Les compétences attribuées à l'exécutif recouvrent l'ensemble des matières relevant de la compétence du Parlement aux termes de l'article 34 : exercice des libertés, enseignement, régime de la propriété, procédure pénale, droit électoral. Voilà donc le Parlement relégué au rang de chambre d'enregistrement des desiderata de l'exécutif. Vous me direz que ce n'est pas nouveau sous la Ve République et encore moins en Macronie, mais c'est particulièrement grave compte tenu de la manière dont vous gérez – si mal – la situation. Les instances de la démocratie sanitaire, comme l'Institut national de la santé et de la recherche médicale, le Haut Conseil de la santé publique, les associations nationales d'usagers et d'usagères ont été systématiquement ignorées. Quant au comité de citoyens tirés au sort pour réfléchir à la stratégie vaccinale, il fait plus figure de mauvais gadget que d'autre chose…

Cette gestion autoritaire est dénoncée notamment par la Commission nationale consultative des droits de l'homme. Le 26 novembre dernier, elle a de nouveau alerté le Gouvernement sur la dérive que constitue le recours systématique à un régime d'exception. Elle regrette que si peu d'enseignements aient été tirés du premier confinement et que les moyens humains et matériels de l'hôpital public n'aient pas été renforcés à la hauteur des besoins.

Contrairement à ce que vous ne cessez de répéter, il y a des alternatives à la politique que vous menez. Notre groupe ne s'est pas contenté de s'opposer à la pagaille macroniste : il a proposé des stratégies alternatives au travers de propositions de loi, des mesures d'urgence, notamment en faveur des étudiants, des grands plans de déconfinement sanitaire et social, économique, écologique et des alternatives au confinement. D'autres l'ont fait également : tout cela a été rejeté.

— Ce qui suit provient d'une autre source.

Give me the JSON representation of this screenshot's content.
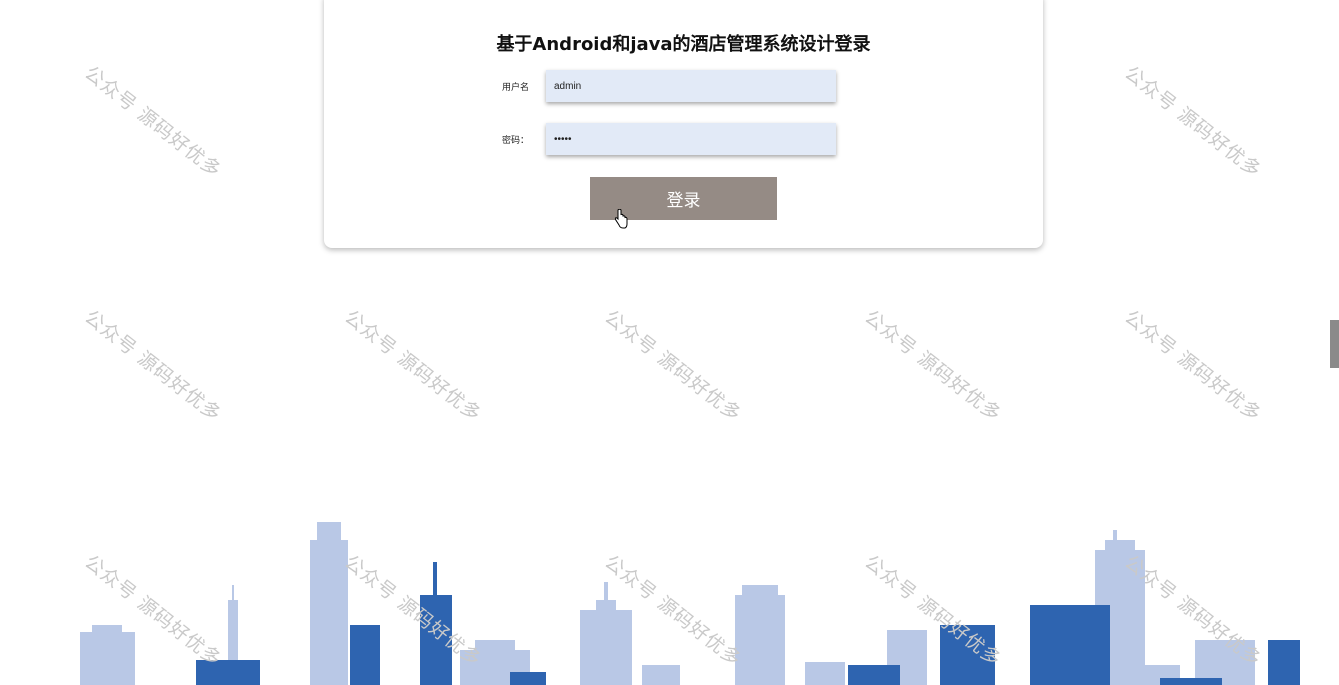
{
  "login": {
    "title": "基于Android和java的酒店管理系统设计登录",
    "username_label": "用户名",
    "username_value": "admin",
    "password_label": "密码：",
    "password_value": "•••••",
    "submit_label": "登录"
  },
  "watermark": {
    "text": "公众号 源码好优多"
  },
  "colors": {
    "button_bg": "#958b85",
    "input_bg": "#e2eaf7",
    "skyline_light": "#b9c8e6",
    "skyline_dark": "#2e64b0",
    "watermark": "#c9c9c9"
  }
}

Je terminerai en reprenant les mots de Yasmina Kettal, infirmière en Seine-Saint-Denis, invitée par Médiapart, le 31 décembre 2020 à présenter ses voeux aux citoyens en tant que présidente de la République d'un soir : « Nous sortons de cette période lassés et changés. Nous avons dû apprendre à vivre avec nos peurs et nos doutes, mais cette année, nous avons aussi montré que face au danger, la solidarité est vitale, que face à l'injustice et au mensonge, nous ne pouvons pas nous permettre de nous taire. »

Nous ne nous tairons pas ; nous continuerons à nous opposer à votre politique. Nous voterons donc contre ce texte.